You have two options to resolve this:
Option 1: Use a value-preserving representation type
// ✅ Automatic conversion (floating-point types are value preserving)
quantity speed = 33. * m / s; // 118.8 km/h
legacy_check_speed_limit(speed.numerical_value_in(km / h));
Option 2: Explicitly force truncation
When you're certain that truncation is acceptable, use .force_numerical_value_in(Unit):
quantity speed = 33 * m / s; // 118.8 km/h
legacy_check_speed_limit(speed.force_numerical_value_in(km / h)); // ✅ Truncates to 118
Use .force_numerical_value_in() Sparingly
Only use this function when you've verified that truncation is acceptable for your use case. Document why truncation is safe to help future maintainers understand your reasoning.
Direct Storage Access¶
The .numerical_value_ref_in(Unit) Function¶
The functions above always return by value because unit conversion and value scaling
may be required.
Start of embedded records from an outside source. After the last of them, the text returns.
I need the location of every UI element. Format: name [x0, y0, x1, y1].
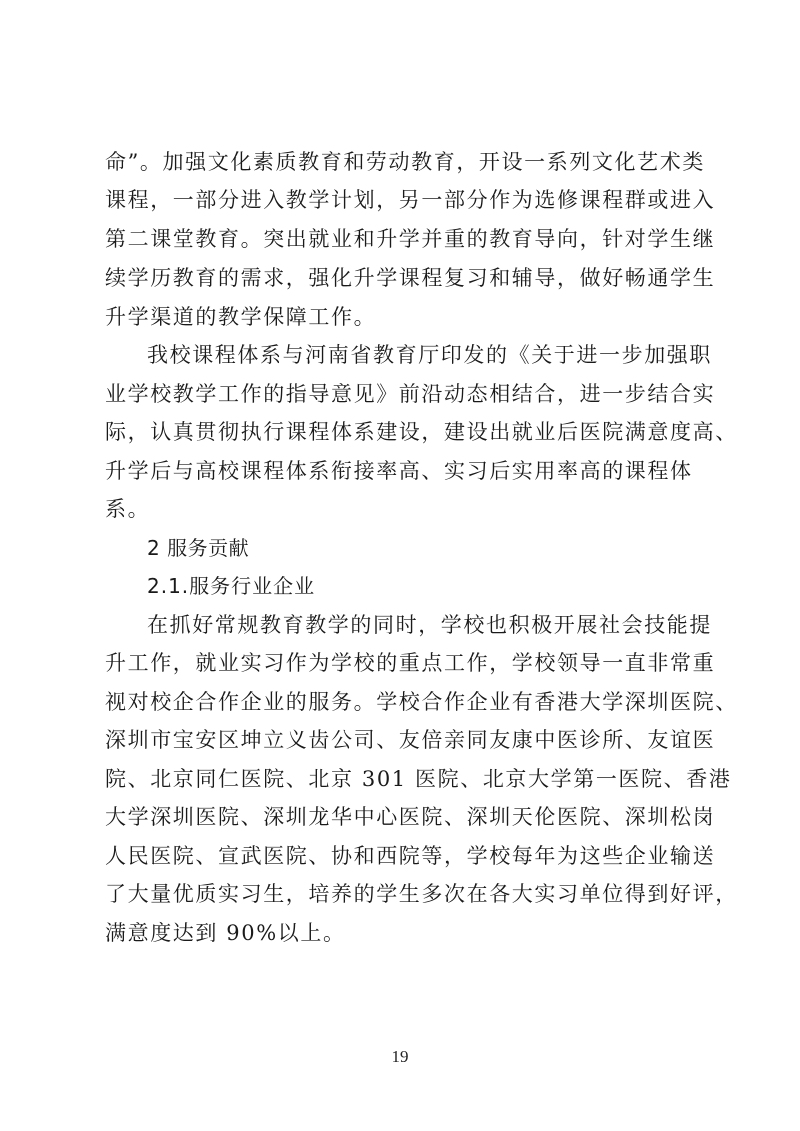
paragraph3-line-4: 深圳市宝安区坤立义齿公司、友倍亲同友康中医诊所、友谊医	[105, 728, 716, 752]
paragraph1-line-3: 第二课堂教育。突出就业和升学并重的教育导向，针对学生继	[105, 227, 716, 251]
section-heading: 2 服务贡献	[147, 536, 250, 560]
paragraph3-line-7: 人民医院、宣武医院、协和西院等，学校每年为这些企业输送	[105, 844, 716, 868]
paragraph1-line-5: 升学渠道的教学保障工作。	[105, 305, 377, 329]
paragraph3-line-8: 了大量优质实习生，培养的学生多次在各大实习单位得到好评，	[105, 882, 738, 906]
paragraph2-line-1: 我校课程体系与河南省教育厅印发的《关于进一步加强职	[147, 343, 712, 367]
paragraph1-line-2: 课程，一部分进入教学计划，另一部分作为选修课程群或进入	[105, 188, 716, 212]
paragraph2-line-3: 际，认真贯彻执行课程体系建设，建设出就业后医院满意度高、	[105, 420, 738, 444]
paragraph3-line-2: 升工作，就业实习作为学校的重点工作，学校领导一直非常重	[105, 651, 716, 675]
subsection-heading: 2.1.服务行业企业	[147, 574, 316, 598]
paragraph1-line-4: 续学历教育的需求，强化升学课程复习和辅导，做好畅通学生	[105, 266, 716, 290]
paragraph3-line-6: 大学深圳医院、深圳龙华中心医院、深圳天伦医院、深圳松岗	[105, 805, 716, 829]
paragraph2-line-4: 升学后与高校课程体系衔接率高、实习后实用率高的课程体	[105, 459, 693, 483]
paragraph3-line-1: 在抓好常规教育教学的同时，学校也积极开展社会技能提	[147, 613, 712, 637]
page-number: 19	[391, 1047, 409, 1066]
paragraph1-line-1: 命”。加强文化素质教育和劳动教育，开设一系列文化艺术类	[105, 150, 705, 174]
paragraph2-line-2: 业学校教学工作的指导意见》前沿动态相结合，进一步结合实	[105, 382, 716, 406]
paragraph3-line-3: 视对校企合作企业的服务。学校合作企业有香港大学深圳医院、	[105, 690, 738, 714]
paragraph3-line-9: 满意度达到 90%以上。	[105, 921, 346, 945]
paragraph2-line-5: 系。	[105, 497, 151, 521]
paragraph3-line-5: 院、北京同仁医院、北京 301 医院、北京大学第一医院、香港	[105, 767, 732, 791]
When you need direct access to the underlying storage—for example,
when a legacy function requires a pointer—use .numerical_value_ref_in(Unit):
void legacy_set_speed_limit(int* speed_in_km_per_h)
{
*speed_in_km_per_h = 100;
}
quantity<km / h, int> speed_limit;
legacy_set_speed_limit(&speed_limit.numerical_value_ref_in(km / h)); // ✅ Direct access
Important constraints:
- Still requires specifying the target unit for safety
- Only works when no scaling is needed
- The provided unit must have the same scaling factor as the quantity's current unit
- Returns a reference to the internal storage
When it won't compile:
quantity<m / s, int> speed;
// ❌ Compile error: requires conversion from m/s to km/h
int& value = speed.numerical_value_ref_in(km / h);
Practical Examples¶
Example 1: Legacy API with Multiple Parameters¶
// Legacy function expecting separate value and unit code
void legacy_log_measurement(double value, int unit_code);
constexpr int UNIT_METERS = 1;
constexpr int UNIT_KILOMETERS = 2;
quantity distance = 1500. * m;
// Clear and explicit about units
legacy_log_measurement(distance.numerical_value_in(m), UNIT_METERS);
legacy_log_measurement(distance.numerical_value_in(km), UNIT_KILOMETERS);
Example 2: Filling Legacy Data Structures¶
struct LegacyMeasurement {
double value_in_meters;
double value_in_feet;
};
quantity distance = 10. * m;
LegacyMeasurement legacy_data{
.value_in_meters = distance.numerical_value_in(m),
.value_in_feet = distance.numerical_value_in(ft)
};
Example 3: Working with Output Parameters¶
void legacy_get_dimensions(int* width_mm, int* height_mm);
quantity<mm, int> width, height;
legacy_get_dimensions(
&width.numerical_value_ref_in(mm),
&height.numerical_value_ref_in(mm)
);
Summary¶
mp-units provides three functions for interfacing with legacy code:
| Function | Purpose | Conversion | Truncation | Returns |
|---|---|---|---|---|
.numerical_value_in(Unit) |
Safe value extraction | Yes | Prevented | By value |
.force_numerical_value_in(Unit) |
Value extraction with explicit truncation | Yes | Allowed | By value |
.numerical_value_ref_in(Unit) |
Direct storage access | No | N/A | By reference |
These functions maintain type safety at the boundary between type-safe and legacy code, helping prevent unit-related errors while still allowing interoperability with existing APIs.